Enquanto me vestia, ouvi vozes elevadas vindo do outro cômodo. Meus irmãos estavam discutindo. Saí do meu quarto rapidamente, preocupada com o que poderia estar acontecendo. Assim que entrei na sala, eles ficaram em silêncio, seus olhos se voltaram para mim como se tivessem sido pegos no meio de algo que não queriam que eu soubesse.
“O que está acontecendo?” perguntei, olhando para Kyle, o mais novo dos quatro. Ele olhou nervosamente para Tevin, o mais velho, que suspirou pesadamente, seus ombros caindo como se o peso do mundo estivesse sobre eles.
“Emma,” Tevin começou, sua voz instável. Ele estava segurando um envelope nas mãos, seus dedos tremendo. “Emma, eu sei que você é forte, e sempre conseguiu lidar com as coisas, mas…” Ele parou, sua relutância apenas aumentando minha ansiedade.
“Só me diga,” eu insisti, minha paciência se esgotando.
Tevin me olhou com uma expressão que eu não conseguia identificar—pena, raiva, tristeza, tudo misturado. “Tomas vai se casar,” ele disse finalmente, sua voz baixa mas firme. “Com a filha do Alfa.”
As palavras me atingiram como um golpe físico. Por um momento, eu não conseguia respirar. Minha mente corria, tentando encontrar alguma forma de fazer sentido do que eu acabara de ouvir. “Isso não é possível,” eu disse, balançando a cabeça. “Eu falei com ele esta manhã. Ele disse que me veria mais tarde.”
Tevin não respondeu. Ele simplesmente estendeu o envelope, sua mão tremendo ligeiramente. “Eles foram cruéis o suficiente para nos enviar um convite,” ele disse amargamente.

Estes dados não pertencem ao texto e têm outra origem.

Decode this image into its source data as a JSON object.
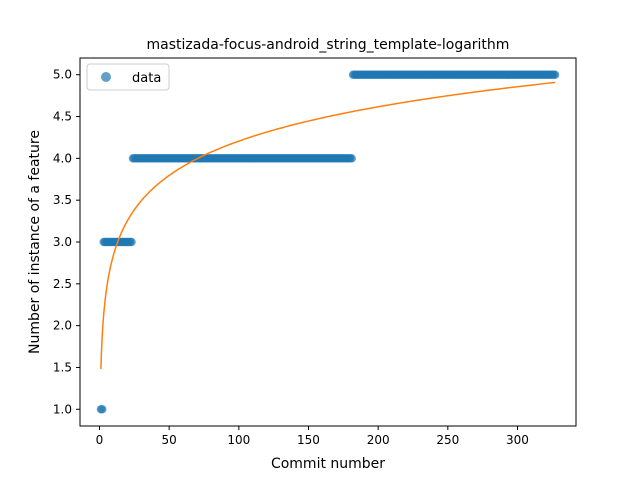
{
  "chart_data": {
    "type": "scatter",
    "title": "mastizada-focus-android_string_template-logarithm",
    "xlabel": "Commit number",
    "ylabel": "Number of instance of a feature",
    "xlim": [
      -14,
      342
    ],
    "ylim": [
      0.8,
      5.2
    ],
    "x_ticks": [
      0,
      50,
      100,
      150,
      200,
      250,
      300
    ],
    "x_tick_labels": [
      "0",
      "50",
      "100",
      "150",
      "200",
      "250",
      "300"
    ],
    "y_ticks": [
      1.0,
      1.5,
      2.0,
      2.5,
      3.0,
      3.5,
      4.0,
      4.5,
      5.0
    ],
    "y_tick_labels": [
      "1.0",
      "1.5",
      "2.0",
      "2.5",
      "3.0",
      "3.5",
      "4.0",
      "4.5",
      "5.0"
    ],
    "grid": false,
    "legend": {
      "position": "top-left",
      "entries": [
        "data"
      ]
    },
    "colors": {
      "data": "#1f77b4",
      "fit": "#ff7f0e"
    },
    "series": [
      {
        "name": "data",
        "kind": "points",
        "segments": [
          {
            "x_start": 1,
            "x_end": 2,
            "y": 1.0
          },
          {
            "x_start": 3,
            "x_end": 23,
            "y": 3.0
          },
          {
            "x_start": 24,
            "x_end": 181,
            "y": 4.0
          },
          {
            "x_start": 182,
            "x_end": 327,
            "y": 5.0
          }
        ]
      },
      {
        "kind": "line",
        "function": "logarithmic",
        "coefficients": {
          "a": 0.592,
          "b": 1.48
        },
        "x_range": [
          1,
          327
        ]
      }
    ]
  }
}
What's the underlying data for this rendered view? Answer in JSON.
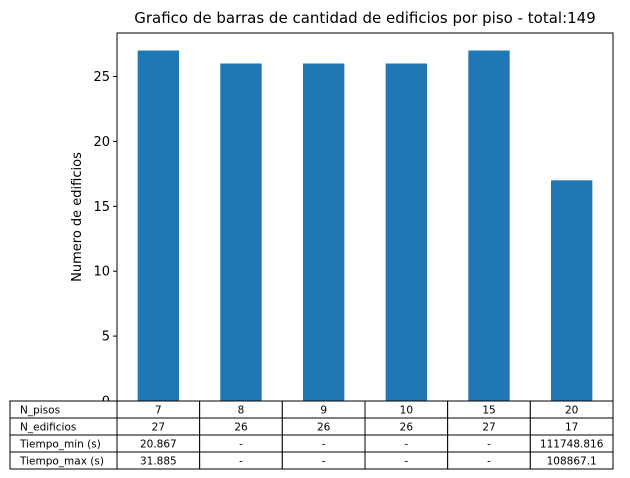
{
  "chart_data": {
    "type": "bar",
    "title": "Grafico de barras de cantidad de edificios por piso - total:149",
    "xlabel": "",
    "ylabel": "Numero de edificios",
    "ylim": [
      0,
      28.35
    ],
    "yticks": [
      0,
      5,
      10,
      15,
      20,
      25
    ],
    "grid": false,
    "bar_color": "#1f77b4",
    "categories": [
      "7",
      "8",
      "9",
      "10",
      "15",
      "20"
    ],
    "values": [
      27,
      26,
      26,
      26,
      27,
      17
    ],
    "table": {
      "row_labels": [
        "N_pisos",
        "N_edificios",
        "Tiempo_min (s)",
        "Tiempo_max (s)"
      ],
      "rows": [
        [
          "7",
          "8",
          "9",
          "10",
          "15",
          "20"
        ],
        [
          "27",
          "26",
          "26",
          "26",
          "27",
          "17"
        ],
        [
          "20.867",
          "-",
          "-",
          "-",
          "-",
          "111748.816"
        ],
        [
          "31.885",
          "-",
          "-",
          "-",
          "-",
          "108867.1"
        ]
      ]
    }
  }
}
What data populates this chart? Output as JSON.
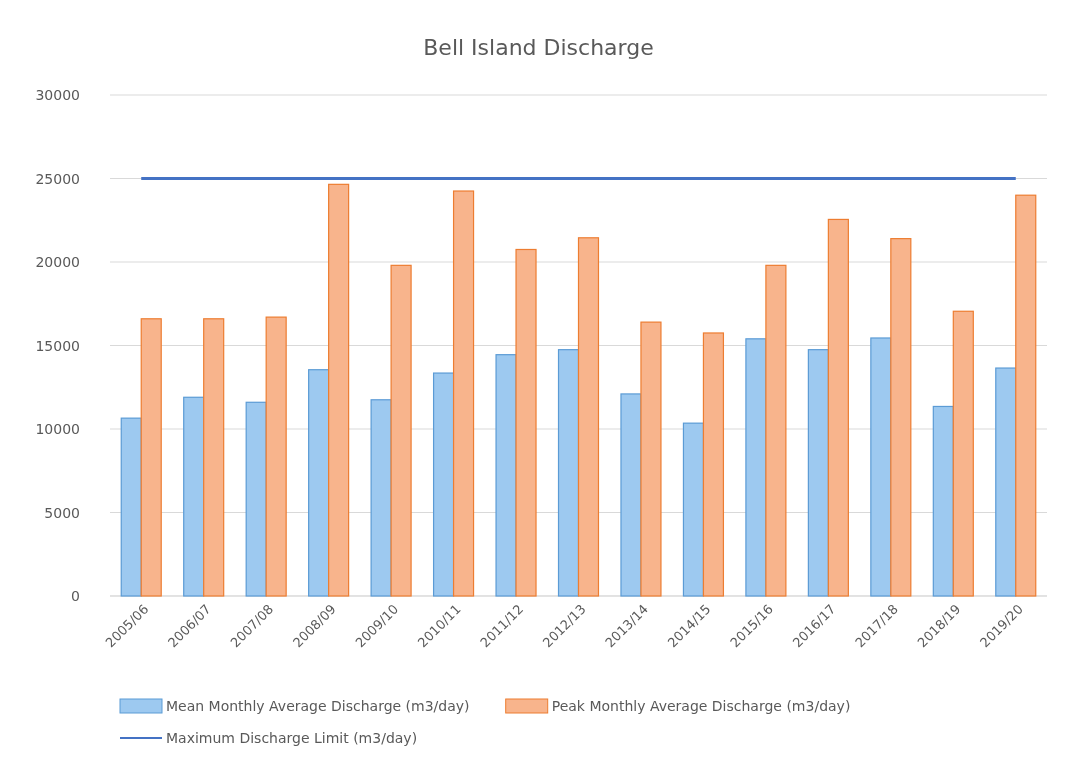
{
  "chart_data": {
    "type": "bar",
    "title": "Bell Island Discharge",
    "categories": [
      "2005/06",
      "2006/07",
      "2007/08",
      "2008/09",
      "2009/10",
      "2010/11",
      "2011/12",
      "2012/13",
      "2013/14",
      "2014/15",
      "2015/16",
      "2016/17",
      "2017/18",
      "2018/19",
      "2019/20"
    ],
    "series": [
      {
        "name": "Mean Monthly Average Discharge (m3/day)",
        "color": "#9dc9f0",
        "values": [
          10650,
          11900,
          11600,
          13550,
          11750,
          13350,
          14450,
          14750,
          12100,
          10350,
          15400,
          14750,
          15450,
          11350,
          13650
        ]
      },
      {
        "name": "Peak Monthly Average Discharge (m3/day)",
        "color": "#f8b48c",
        "values": [
          16600,
          16600,
          16700,
          24650,
          19800,
          24250,
          20750,
          21450,
          16400,
          15750,
          19800,
          22550,
          21400,
          17050,
          24000
        ]
      },
      {
        "name": "Maximum Discharge Limit (m3/day)",
        "type": "line",
        "color": "#4472c4",
        "values": [
          25000,
          25000,
          25000,
          25000,
          25000,
          25000,
          25000,
          25000,
          25000,
          25000,
          25000,
          25000,
          25000,
          25000,
          25000
        ]
      }
    ],
    "ylim": [
      0,
      30000
    ],
    "yticks": [
      0,
      5000,
      10000,
      15000,
      20000,
      25000,
      30000
    ],
    "grid": "y",
    "legend": "bottom",
    "marker": "none"
  }
}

Eu arranquei o envelope de sua mão e o rasguei, minhas mãos tremendo. Lá estava, preto no branco: um convite de casamento. O nome de Tomas estava lá, impresso cuidadosamente ao lado do dela. Eu olhei para ele, minha visão embaçando com lágrimas. A raiva borbulhou dentro de mim, quente e amarga. Como ele pôde? Como ele pôde mentir para mim, me enganar, e então casar com outra pessoa?
Eu me senti humilhada, traída e tola. Apenas horas atrás, eu estava pensando em dar um ultimato a ele, em lutar pelo nosso futuro. Agora, esse futuro havia sido arrancado, deixando-me apenas com as cinzas de um relacionamento em que eu acreditava. Tomas não apenas quebrou meu coração—ele destruiu minha confiança.
O sistema de matilha era cruel, mas isso… isso parecia pessoal.
O convite escorregou das minhas mãos trêmulas, caindo de cabeça para baixo no chão. Tomas estava se casando com a filha do Alfa. Meu pulso rugia nos meus ouvidos, o quarto girando ao meu redor—e em algum lugar profundo dentro de mim, uma voz quieta e perigosa sussurrou: Você não pode deixar isso passar.